Nearly 25 years later, Gen. Hitchcock was traveling through Oklahoma when he heard that Milly Francis lived nearby and decided to pay her a visit. Milly was by that time a widow with three children. Her poverty was evident. After hearing her recount the story of McCrimmon, Hitchcock resolved to petition Congress for the pecuniary relief he felt was Milly’s due. His petition was successful: In recognition of her heroic act, Congress granted Milly a “medal of honor” (not to be confused with today’s Medal of Honor, awarded to military heroes), specially minted with its own devices, and an annual pension of $96. Yet the reward fell to the bottom of Congress’ to-do list, taking a full six years to be granted.
In the spring of 1848, Milly contracted tuberculosis.
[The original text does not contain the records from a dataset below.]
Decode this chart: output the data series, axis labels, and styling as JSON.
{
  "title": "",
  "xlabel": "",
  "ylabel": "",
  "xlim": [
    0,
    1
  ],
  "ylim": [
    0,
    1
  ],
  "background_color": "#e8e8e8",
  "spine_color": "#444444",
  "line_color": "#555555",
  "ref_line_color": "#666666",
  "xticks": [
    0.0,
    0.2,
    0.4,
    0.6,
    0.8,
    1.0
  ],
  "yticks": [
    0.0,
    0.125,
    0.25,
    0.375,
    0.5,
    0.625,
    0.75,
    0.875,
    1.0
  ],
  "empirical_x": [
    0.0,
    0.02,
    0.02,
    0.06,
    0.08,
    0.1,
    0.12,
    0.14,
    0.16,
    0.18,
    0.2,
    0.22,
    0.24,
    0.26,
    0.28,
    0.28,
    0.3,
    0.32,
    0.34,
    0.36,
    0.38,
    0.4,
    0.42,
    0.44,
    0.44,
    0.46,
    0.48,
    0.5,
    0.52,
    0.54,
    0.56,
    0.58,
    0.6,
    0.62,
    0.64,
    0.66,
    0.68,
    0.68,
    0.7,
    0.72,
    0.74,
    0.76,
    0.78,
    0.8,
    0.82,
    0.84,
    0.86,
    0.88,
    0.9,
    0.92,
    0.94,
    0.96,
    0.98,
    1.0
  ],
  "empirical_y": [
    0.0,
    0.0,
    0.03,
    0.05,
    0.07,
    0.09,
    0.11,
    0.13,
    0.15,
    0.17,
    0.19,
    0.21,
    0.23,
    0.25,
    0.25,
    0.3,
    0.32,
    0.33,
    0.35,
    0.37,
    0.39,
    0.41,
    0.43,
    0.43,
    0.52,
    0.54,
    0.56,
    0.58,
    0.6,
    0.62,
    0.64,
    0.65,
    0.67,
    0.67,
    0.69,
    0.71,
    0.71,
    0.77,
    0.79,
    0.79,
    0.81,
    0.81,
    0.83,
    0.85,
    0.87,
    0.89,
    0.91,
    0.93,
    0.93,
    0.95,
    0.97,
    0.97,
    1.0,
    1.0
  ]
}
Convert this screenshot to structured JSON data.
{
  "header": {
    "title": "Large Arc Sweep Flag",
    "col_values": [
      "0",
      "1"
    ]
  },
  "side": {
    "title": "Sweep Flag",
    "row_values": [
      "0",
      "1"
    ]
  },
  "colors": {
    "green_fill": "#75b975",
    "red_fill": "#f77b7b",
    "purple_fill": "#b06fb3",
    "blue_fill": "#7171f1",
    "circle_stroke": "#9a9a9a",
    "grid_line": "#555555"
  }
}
James Logan, the Creek agent charged with dispensing her salary, heard that Milly was deathly ill on the very same day the package from Washington arrived. Going to her residence, Logan found her in “wretched condition.” He immediately procured medical aid and read to her the letter from Congress announcing her award. Milly, he wrote, was “so highly elated, that I flattered myself she was recovering — but my hopes were fallacious … .” Milly died on May 19, 1848.
There is no record of what ultimately became of either the money or the medal — unfortunate, considering the medal’s historical significance. The location of Milly’s gravesite in Oklahoma is also unknown. While she never attained Pocahontas’ level of fame, Milly is not entirely forgotten. Today, small plaques at the San Marcos de Apalache Historic State Park and the Fort Gadsden Historic Site offer brief tributes to the “Creek Pocahontas.”